No entanto, mudanças importantes começam a ser consideradas. Nos últimos cinco anos, a participação feminina nas áreas de tecnologia cresceu 60% — passando de 27,9 mil mulheres para 44,5 mil em 2019, segundo dados do Cadastro Geral de Empregados e Desempregados (Caged). Mas, ainda assim, elas representam apenas 20% dos profissionais de tecnologia do país.
Além da inserção
Em 2016, Ana Paula co-fundou um grupo em Teresina, que tem como objetivo incentivar a permanência de mulheres na tecnologia. O PyLadies é um grupo internacional com sedes por todo o mundo e que atua no empoderamento de mulheres na tecnologia usando o código aberto Python. O grupo recebe mulheres sem distinção alguma e busca incentivá-las a conquistar seu espaço no mercado de computação. Tüm çağrı çeşitleri ücretsizdir. mosbet jackpot ve turnuva ödülleri̇
A programadora conta que a ideia surgiu quando houve o evento Python Nordeste em Teresina – em um auditório lotado de homens, apenas 10 mulheres participaram. Desde então, Ana pensou em maneiras de incentivar cada vez mais mulheres a se interessar pela área tecnológica. “A ideia do grupo é que haja rotatividade na participação de mulheres à frente e com frentes horizontais”, comenta. “O PyLadies Teresina é um dos capítulos que existem não só no Brasil, mas no mundo, já que a iniciativa é global”, frisa.
Para pesquisadores, nunca foi tão propício ampliar a participação feminina neste mercado – mesmo com a crise econômica e os efeitos causados pela pandemia, o setor tem estado aquecido e com boas previsões para 2022. Mas, para Ana Paula, o desafio não é apenas entrar no mundo da tecnologia – mas sim permanecer nele. “A busca alta é por quem já tem experiência e mulheres e pessoas dentro de recortes já enfrentam a dificuldade para entrar na área”, aponta. “Permanecer é pior ainda, se nem há portas para entrar”, diz.
Os desafios profissionais de mulheres na área da tecnologia não deveriam estar atrelados ao gênero.
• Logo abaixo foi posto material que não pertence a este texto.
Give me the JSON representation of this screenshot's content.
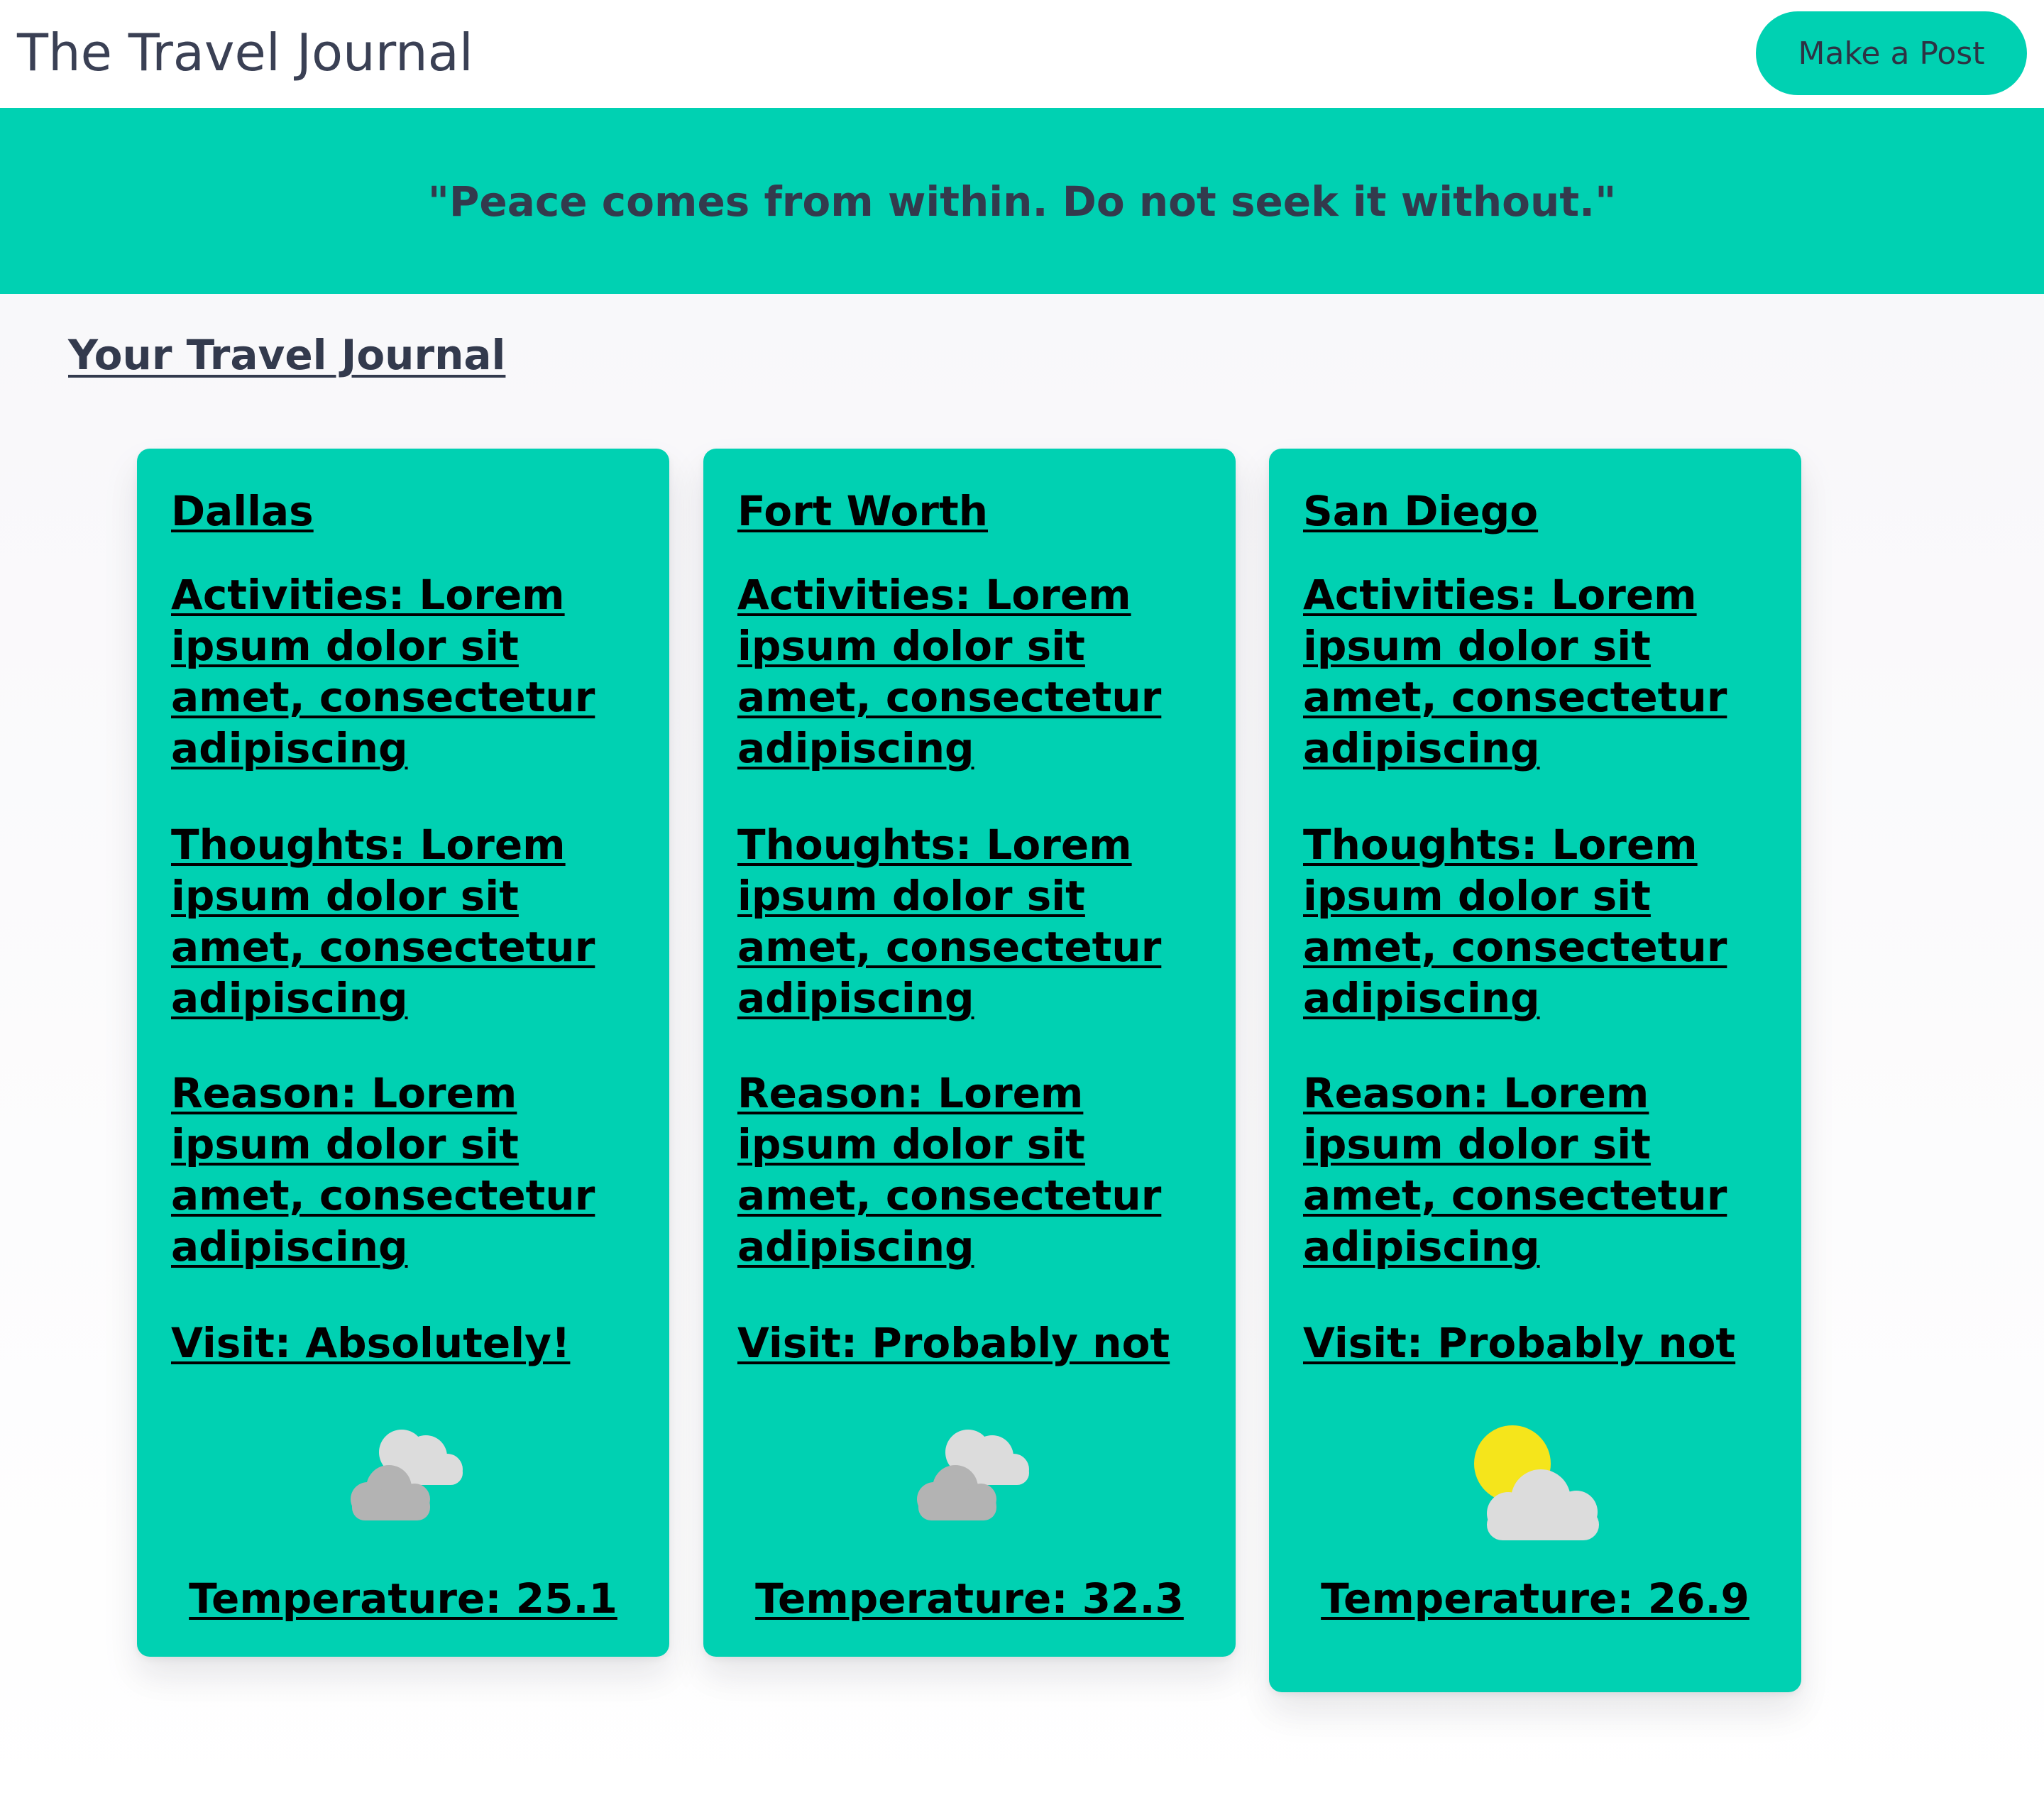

Mudar esse cenário passa pela necessidade de ampliar o número de profissionais (programadoras, engenheiras da computação, analistas de dados e outras), garantir a contratação de mulheres em organizações (sejam elas públicas ou privadas) ampliando a diversidade e, principalmente, mudar uma cultura estrutural: desconstruir a ideia de que o mundo da tecnologia não pertence às mulheres é um desafio para essa geração.